Mark Tamis (rechts) legt uit wat de Doppler kan betekenen.

En water dan? “Daarvoor hebben we inmiddels twee dopplersystemen aangekocht. Deze apparaten halen water uit de droge lucht. Werkt heel goed in warme landen”, legt Tamis uit. “Nu is het nog een grote machine, maar die maken ze ook steeds kleiner. Straks kan een individuele militair ermee op pad.” Ook hier dus geen opvoer van (plastic) waterflessen.

Tafelkleding

En vergeet kleding niet! Van oude, militaire kleding kan tegenwoordig meer worden gemaakt dan alleen een stoffen tas. Zo staat kolonel buiten dienst Harold Jacobs, oormalig commandant van het Kleding en Persoonlijke Uitrustingbedrijf, te glunderen bij een glanzende tafel. De directeur van de Echos Homes, de ontmoetingsplaats voor militairen in binnen en buitenland, moet keer op keer uitleggen dat er geen hout aan te pas is gekomen. “Gemaakt van 48 procent kleding en 48 procent ingezameld plastic. Defensie leverde daarvoor 960 kilo gevechtskleding”, verkondigt hij niet zonder trots.

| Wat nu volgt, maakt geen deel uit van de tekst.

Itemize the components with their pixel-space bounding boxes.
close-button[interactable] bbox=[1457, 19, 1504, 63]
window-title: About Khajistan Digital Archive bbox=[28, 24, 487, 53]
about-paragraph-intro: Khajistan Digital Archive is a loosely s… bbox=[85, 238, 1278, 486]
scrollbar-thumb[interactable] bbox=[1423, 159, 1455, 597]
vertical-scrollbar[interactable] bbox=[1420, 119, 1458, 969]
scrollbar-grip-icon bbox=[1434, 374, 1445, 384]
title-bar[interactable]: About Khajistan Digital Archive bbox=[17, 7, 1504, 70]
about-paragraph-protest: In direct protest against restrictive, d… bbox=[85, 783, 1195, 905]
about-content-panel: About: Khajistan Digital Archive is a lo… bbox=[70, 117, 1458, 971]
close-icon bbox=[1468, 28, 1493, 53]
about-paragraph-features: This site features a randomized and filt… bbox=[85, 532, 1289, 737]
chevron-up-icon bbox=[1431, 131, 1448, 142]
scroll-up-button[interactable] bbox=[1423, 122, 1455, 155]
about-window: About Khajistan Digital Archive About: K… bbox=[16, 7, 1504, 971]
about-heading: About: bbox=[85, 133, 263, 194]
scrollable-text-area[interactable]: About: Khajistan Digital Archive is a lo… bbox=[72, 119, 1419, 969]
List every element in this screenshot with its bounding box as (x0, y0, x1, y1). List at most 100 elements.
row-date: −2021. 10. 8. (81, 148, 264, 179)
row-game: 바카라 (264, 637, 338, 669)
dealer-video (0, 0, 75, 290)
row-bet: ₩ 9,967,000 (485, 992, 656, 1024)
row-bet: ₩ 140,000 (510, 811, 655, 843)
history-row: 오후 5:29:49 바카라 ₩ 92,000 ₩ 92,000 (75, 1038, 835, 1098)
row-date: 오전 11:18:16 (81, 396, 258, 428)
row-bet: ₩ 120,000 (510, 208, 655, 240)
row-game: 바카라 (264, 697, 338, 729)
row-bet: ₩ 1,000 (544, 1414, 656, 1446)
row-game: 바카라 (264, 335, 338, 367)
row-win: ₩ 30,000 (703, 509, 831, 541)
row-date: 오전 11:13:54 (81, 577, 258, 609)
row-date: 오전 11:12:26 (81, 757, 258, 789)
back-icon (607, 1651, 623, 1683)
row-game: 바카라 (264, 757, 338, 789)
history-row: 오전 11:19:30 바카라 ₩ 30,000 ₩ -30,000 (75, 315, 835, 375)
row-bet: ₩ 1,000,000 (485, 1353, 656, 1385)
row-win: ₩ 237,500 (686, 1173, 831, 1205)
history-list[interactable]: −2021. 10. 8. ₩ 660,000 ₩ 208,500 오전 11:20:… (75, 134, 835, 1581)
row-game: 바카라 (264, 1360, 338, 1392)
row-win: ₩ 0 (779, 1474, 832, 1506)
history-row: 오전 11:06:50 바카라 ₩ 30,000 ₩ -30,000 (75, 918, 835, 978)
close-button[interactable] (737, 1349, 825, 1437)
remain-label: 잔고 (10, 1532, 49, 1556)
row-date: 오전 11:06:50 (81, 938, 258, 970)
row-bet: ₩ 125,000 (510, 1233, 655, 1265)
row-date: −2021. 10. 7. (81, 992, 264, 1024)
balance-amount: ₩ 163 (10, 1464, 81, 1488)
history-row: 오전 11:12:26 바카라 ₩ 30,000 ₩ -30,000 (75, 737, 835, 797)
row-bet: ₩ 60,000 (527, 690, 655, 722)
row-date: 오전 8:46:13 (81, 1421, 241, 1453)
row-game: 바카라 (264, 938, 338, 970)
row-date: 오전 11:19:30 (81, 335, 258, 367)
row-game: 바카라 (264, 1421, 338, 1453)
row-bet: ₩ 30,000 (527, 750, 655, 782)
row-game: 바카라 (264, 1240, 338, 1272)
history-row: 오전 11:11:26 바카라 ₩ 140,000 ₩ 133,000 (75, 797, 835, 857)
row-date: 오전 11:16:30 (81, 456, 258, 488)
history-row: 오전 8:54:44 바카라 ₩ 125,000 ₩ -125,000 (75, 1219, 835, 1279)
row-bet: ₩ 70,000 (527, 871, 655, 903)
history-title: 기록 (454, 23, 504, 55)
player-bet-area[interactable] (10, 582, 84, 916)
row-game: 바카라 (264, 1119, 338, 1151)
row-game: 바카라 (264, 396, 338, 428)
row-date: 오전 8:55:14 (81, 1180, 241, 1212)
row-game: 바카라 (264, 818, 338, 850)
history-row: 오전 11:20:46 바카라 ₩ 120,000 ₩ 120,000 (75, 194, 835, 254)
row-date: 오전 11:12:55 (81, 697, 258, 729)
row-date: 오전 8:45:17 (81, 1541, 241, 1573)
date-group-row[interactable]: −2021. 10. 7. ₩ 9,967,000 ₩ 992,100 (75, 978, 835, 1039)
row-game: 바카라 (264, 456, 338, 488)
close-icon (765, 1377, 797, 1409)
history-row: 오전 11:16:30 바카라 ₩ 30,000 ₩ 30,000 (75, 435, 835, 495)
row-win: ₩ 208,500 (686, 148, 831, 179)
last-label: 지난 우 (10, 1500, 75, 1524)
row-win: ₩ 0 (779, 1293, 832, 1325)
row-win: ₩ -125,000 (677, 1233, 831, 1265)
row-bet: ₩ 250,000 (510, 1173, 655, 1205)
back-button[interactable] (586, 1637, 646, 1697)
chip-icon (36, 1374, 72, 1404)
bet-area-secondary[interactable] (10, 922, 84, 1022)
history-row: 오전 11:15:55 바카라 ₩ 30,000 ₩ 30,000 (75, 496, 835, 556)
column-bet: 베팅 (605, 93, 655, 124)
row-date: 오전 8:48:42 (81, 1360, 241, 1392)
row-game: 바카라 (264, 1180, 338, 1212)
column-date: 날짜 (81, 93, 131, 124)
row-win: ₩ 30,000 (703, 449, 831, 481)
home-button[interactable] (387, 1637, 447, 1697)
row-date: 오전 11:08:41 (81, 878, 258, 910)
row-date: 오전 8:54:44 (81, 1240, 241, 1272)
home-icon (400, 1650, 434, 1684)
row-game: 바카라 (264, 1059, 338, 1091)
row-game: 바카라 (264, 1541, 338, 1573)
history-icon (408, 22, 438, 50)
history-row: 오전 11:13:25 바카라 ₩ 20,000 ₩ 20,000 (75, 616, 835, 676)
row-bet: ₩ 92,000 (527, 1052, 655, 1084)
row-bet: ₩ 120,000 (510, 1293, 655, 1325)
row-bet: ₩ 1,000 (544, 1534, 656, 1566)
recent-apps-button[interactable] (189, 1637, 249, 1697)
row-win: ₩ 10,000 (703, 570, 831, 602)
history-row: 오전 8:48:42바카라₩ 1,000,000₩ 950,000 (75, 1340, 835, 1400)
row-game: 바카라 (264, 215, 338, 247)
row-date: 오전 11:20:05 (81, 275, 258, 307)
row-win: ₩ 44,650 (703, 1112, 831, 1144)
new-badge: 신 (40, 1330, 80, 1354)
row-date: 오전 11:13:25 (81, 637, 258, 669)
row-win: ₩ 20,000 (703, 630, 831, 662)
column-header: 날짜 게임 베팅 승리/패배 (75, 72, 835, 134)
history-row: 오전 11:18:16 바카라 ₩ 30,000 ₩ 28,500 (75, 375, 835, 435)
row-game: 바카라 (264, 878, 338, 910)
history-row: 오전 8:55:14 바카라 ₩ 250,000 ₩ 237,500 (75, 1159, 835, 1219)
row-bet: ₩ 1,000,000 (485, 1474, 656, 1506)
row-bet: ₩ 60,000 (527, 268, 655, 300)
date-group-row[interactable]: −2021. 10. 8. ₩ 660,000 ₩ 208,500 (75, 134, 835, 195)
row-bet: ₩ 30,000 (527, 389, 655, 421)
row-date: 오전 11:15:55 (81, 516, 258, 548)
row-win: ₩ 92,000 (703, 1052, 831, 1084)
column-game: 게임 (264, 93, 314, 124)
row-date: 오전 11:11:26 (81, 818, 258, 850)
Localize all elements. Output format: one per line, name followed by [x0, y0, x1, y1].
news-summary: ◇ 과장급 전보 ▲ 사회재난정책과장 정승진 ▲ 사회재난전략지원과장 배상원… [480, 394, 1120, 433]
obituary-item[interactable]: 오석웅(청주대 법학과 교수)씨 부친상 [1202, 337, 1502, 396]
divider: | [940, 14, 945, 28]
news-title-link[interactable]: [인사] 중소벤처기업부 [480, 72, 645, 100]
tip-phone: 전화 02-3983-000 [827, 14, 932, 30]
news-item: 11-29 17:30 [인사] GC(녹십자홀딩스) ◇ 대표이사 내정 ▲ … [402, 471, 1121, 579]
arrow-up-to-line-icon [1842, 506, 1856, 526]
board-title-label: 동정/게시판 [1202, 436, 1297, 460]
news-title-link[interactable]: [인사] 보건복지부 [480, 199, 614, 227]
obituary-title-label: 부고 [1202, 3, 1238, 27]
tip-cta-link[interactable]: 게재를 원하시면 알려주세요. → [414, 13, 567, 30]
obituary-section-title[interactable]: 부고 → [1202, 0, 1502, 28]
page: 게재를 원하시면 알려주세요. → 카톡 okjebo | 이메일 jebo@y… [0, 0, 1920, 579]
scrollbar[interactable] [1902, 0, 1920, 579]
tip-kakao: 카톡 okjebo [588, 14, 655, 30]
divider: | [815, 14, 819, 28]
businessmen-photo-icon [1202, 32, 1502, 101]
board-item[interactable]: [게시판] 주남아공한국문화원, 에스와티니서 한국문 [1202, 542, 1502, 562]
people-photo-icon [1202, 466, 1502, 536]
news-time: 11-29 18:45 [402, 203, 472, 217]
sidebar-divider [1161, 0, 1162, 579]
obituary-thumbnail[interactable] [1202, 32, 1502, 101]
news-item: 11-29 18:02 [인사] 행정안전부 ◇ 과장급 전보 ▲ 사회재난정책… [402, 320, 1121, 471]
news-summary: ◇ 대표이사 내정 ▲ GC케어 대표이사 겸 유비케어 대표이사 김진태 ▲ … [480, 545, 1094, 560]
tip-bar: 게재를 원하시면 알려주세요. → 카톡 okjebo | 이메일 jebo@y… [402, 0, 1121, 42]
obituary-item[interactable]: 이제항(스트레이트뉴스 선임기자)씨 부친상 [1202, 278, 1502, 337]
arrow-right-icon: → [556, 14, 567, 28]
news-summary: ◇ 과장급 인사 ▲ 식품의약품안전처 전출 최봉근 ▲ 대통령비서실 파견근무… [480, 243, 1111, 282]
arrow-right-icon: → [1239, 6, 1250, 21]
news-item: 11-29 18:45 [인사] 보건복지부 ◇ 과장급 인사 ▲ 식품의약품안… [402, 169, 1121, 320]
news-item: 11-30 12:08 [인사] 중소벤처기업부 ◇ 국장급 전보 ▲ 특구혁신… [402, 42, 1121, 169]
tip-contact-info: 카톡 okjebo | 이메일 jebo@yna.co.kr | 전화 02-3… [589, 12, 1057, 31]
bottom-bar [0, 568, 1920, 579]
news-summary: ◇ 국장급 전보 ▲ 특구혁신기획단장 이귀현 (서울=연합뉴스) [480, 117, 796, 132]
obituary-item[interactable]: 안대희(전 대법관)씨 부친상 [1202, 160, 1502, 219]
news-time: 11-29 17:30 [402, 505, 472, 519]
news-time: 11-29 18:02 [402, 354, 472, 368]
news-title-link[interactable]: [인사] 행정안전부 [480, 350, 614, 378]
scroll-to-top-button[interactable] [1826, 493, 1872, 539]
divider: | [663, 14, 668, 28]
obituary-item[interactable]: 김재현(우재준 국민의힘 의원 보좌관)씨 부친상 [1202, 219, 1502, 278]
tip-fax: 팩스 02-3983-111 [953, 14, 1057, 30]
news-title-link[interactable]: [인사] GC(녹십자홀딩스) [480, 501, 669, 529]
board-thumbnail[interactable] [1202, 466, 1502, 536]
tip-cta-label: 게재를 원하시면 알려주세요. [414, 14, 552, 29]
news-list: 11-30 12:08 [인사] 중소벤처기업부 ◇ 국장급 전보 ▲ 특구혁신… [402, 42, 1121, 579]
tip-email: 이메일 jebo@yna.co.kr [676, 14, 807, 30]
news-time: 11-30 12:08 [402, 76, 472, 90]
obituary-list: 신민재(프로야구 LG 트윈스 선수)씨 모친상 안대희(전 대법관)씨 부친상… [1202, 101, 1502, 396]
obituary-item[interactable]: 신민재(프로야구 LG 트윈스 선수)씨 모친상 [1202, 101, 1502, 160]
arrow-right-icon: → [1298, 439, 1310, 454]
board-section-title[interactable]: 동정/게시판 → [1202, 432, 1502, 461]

Urban Mining heet dat, waarbij de twee producten worden vermalen tot granulaat. “Inmiddels staan ze in al onze Nederlandse vestigingen.” De tafels, die nooit meer hoeven te worden geschuurd of geverfd, besparen per stuk 787,68 kilo Co2 en 519,20 KWh stroom”, onderstreept kolonel Schoonderbeek nog maar eens.